Saturday morning, sipping coffee in the garden. I love it when it's early and quiet, the weekend stretches ahead, and my thoughts turn to - well - food. Look at all this stuff I grow and tend: hydrangeas spilling over the grass; roses still blazing; a vine already turning with tinges of autumn; tall white japanese anemones nodding on their stems. But why can't I eat any of it? Only the pots of herbs contribute to the kitchen.
Aisling is quite different - she has an allotment that runs the Garden of Eden a close second, with all sorts of wonderful veg and fruit. It's hard work, but a supply of perfectly fresh produce picked just hours earlier is the best thing for any cook.

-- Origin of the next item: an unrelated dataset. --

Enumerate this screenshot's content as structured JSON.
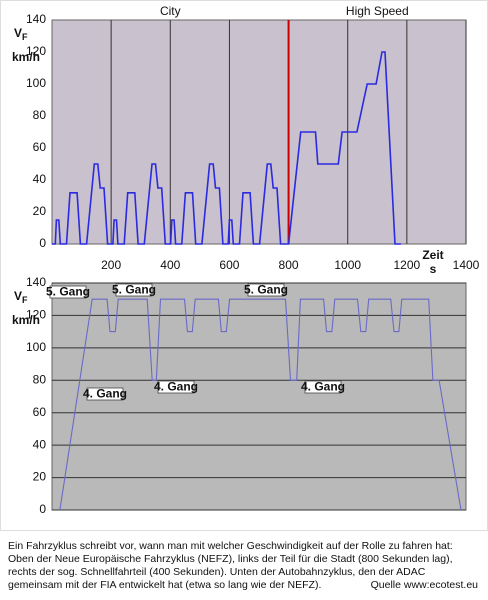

Especially for any cook concerned about health, allergies, organics and the planet, as well as taste. The rest of us dither in front of the organic vegetables counter in the supermarket and wonder whether it's really worth paying double for those carrots; or worse (as happened to me the other day) we find in a local health food shop a tray full of miserably shrivelled beetroot, coated in soil as if to prove its bona fides, which promised to be unimpeachably organic - but had originated in Chile.
What on earth - pun definitely intended - is the point of sending root vegetables (and their dried mud) right across the globe and selling them with an air of self-righteousness just because they contain no chemicals? It's totally mad. These things grow right here. Apart from the fact that their nutritional value will be so much reduced by the amount of time they've been sitting in some cold store, the question of food miles is a really serious one for the environment.
So - organic or not? Local produce versus food that has clocked up frequent flyer points? Cooking involves all these moral choices, as well as concerns of health, quality and taste. Life is complicated . . .
What we've decided to do in the Choosy Food recipes is to leave the choice to you. Call that a cop-out if you like, but our own view is that freshness, using local produce wherever possible, and a concern for the way things are grown or reared matter to us more than a few chemicals. So if you want to use entirely organic produce for our recipes, that's great, but we won't tell you to. We will, though, urge you to find out about the origins of your food, especially meat. Animals that have had a good, free life and a humane end. Eggs that were laid by a bird free to move around. Fish that isn't as endangered as the leopard.
It quickly becomes clear that these big questions about food are the big questions about the world itself, and we can't solve them all. But we can ask about the meat we buy, go to farmer's markets and buy from local growers whenever we can, plan our meals round food that's in season. Best of all, I suppose, would be to plant a row of beans in among those roses. I'll have another cup of coffee and ponder those good intentions.